おそらく前田氏は、明治憲法下の日本では、男女同権や両性の合意にもとづく婚姻は「理の当然」とされていなかったという歴史的事実をご存知ないか、意図的に失念されておられるのでしょう。明治憲法下では家長が結婚相手を決めるのが当然で、結婚・離婚において女性が圧倒的に不利な立場に置かれていたからこそ、婚姻が当事者の「合意のみ」に基づくこと、離婚を含む家族関係における男女平等の権利を24条が規定したのです。そして憲法24条の規定は参政権を得たばかりの当時の女性たちの圧倒的な支持を得たのです。

(2)根拠のない「24条=家族破壊」論

女性差別に関する歴史的事実を無視してGHQ陰謀説を主張する一方、前田氏は、自分は家長制度の復活を主張しているのではなく「良俗秩序は家族共同体が原点であると主張しているのだ」と言います。しかし前田氏のいう「良俗秩序」が何を指しているのか、それと24条との間にどんな論理的な関連があるのか、前田氏の理想とする「家族共同体」が家長制度とどのくらい違うものなのか、読む者は首をひねらずにいられません。
たとえば前田氏によれば、「不純行動にふける10代の少年少女」は「両性の合意」を口実にしているそうですが、24条が実際にそのようなかたちで広く使われている具体的根拠を示していただきたいものです(ところで「不純行動」とは何を意味しているのでしょう?)。また、「子を虐待死させる男女」の背景に「同居別居の繰り返し」があるという根拠は何か、それと24条に何の関係があるのかも、まったく説明されていません。
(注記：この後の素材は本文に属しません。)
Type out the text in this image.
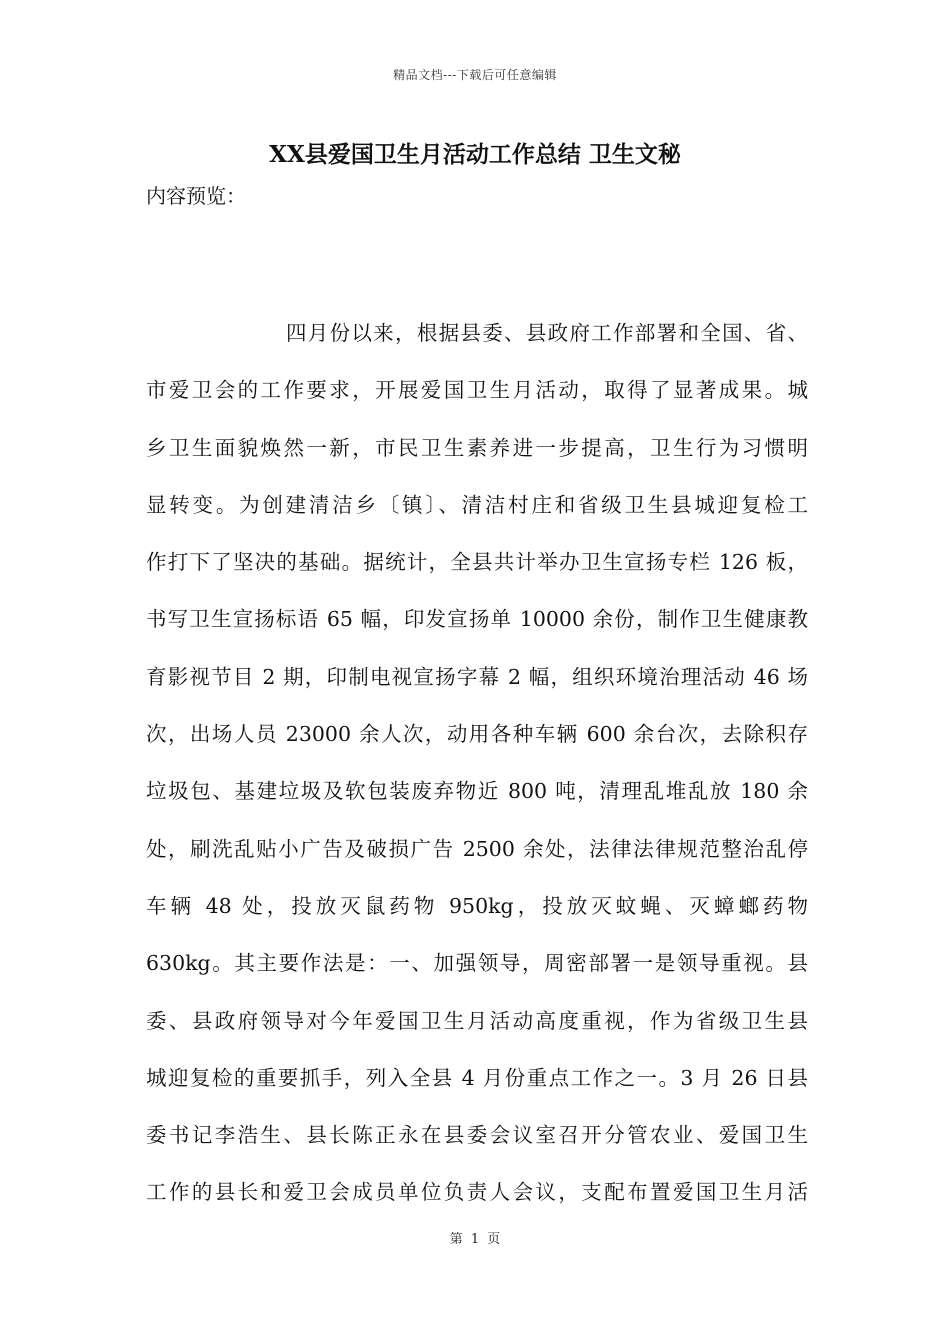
精品文档---下载后可任意编辑
XX县爱国卫生月活动工作总结 卫生文秘
内容预览：
四月份以来，根据县委、县政府工作部署和全国、省、
市爱卫会的工作要求，开展爱国卫生月活动，取得了显著成果。城
乡卫生面貌焕然一新，市民卫生素养进一步提高，卫生行为习惯明
显转变。为创建清洁乡〔镇〕、清洁村庄和省级卫生县城迎复检工
作打下了坚决的基础。据统计，全县共计举办卫生宣扬专栏 126 板，
书写卫生宣扬标语 65 幅，印发宣扬单 10000 余份，制作卫生健康教
育影视节目 2 期，印制电视宣扬字幕 2 幅，组织环境治理活动 46 场
次，出场人员 23000 余人次，动用各种车辆 600 余台次，去除积存
垃圾包、基建垃圾及软包装废弃物近 800 吨，清理乱堆乱放 180 余
处，刷洗乱贴小广告及破损广告 2500 余处，法律法律规范整治乱停
车辆 48 处，投放灭鼠药物 950kg，投放灭蚊蝇、灭蟑螂药物
630kg。其主要作法是：一、加强领导，周密部署一是领导重视。县
委、县政府领导对今年爱国卫生月活动高度重视，作为省级卫生县
城迎复检的重要抓手，列入全县 4 月份重点工作之一。3 月 26 日县
委书记李浩生、县长陈正永在县委会议室召开分管农业、爱国卫生
工作的县长和爱卫会成员单位负责人会议，支配布置爱国卫生月活
第 1 页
このように、「良俗秩序」崩壊の「根源は憲法24条の家族否定にある」という前田氏の主張は、女性が平等な権利を保障されてこなかった歴史についての認識を欠くだけでなく、きわめて保守的で不平等な家族観を背景にしています。「婚姻・家族における個人の尊厳と両性の平等」を規定する24条が否定しているのは、家族の中における不平等や暴力的な関係であって、当然、家族関係そのものではありません。それが男女平等や個人の尊厳を認めたくない前田氏には「親子の情愛まですべて否定し去る」と見えるのでしょう。
さらに問題なのは、このように粗雑で差別的な24条見直し論を「論説」として掲載する岩手日報のメディアとしての無責任さです。現在も介護や育児の負担が女性に重くかかり、女性、男性、子ども、若者、婚外子、障がい者、高齢者、性的マイノリティ、在日(滞日)外国人、など多くの人々が未だに個人の尊厳を十分に保障されていない現状を考えれば、このような一方的な論説を掲載することの無責任さは決して看過できません。ここに強く抗議します。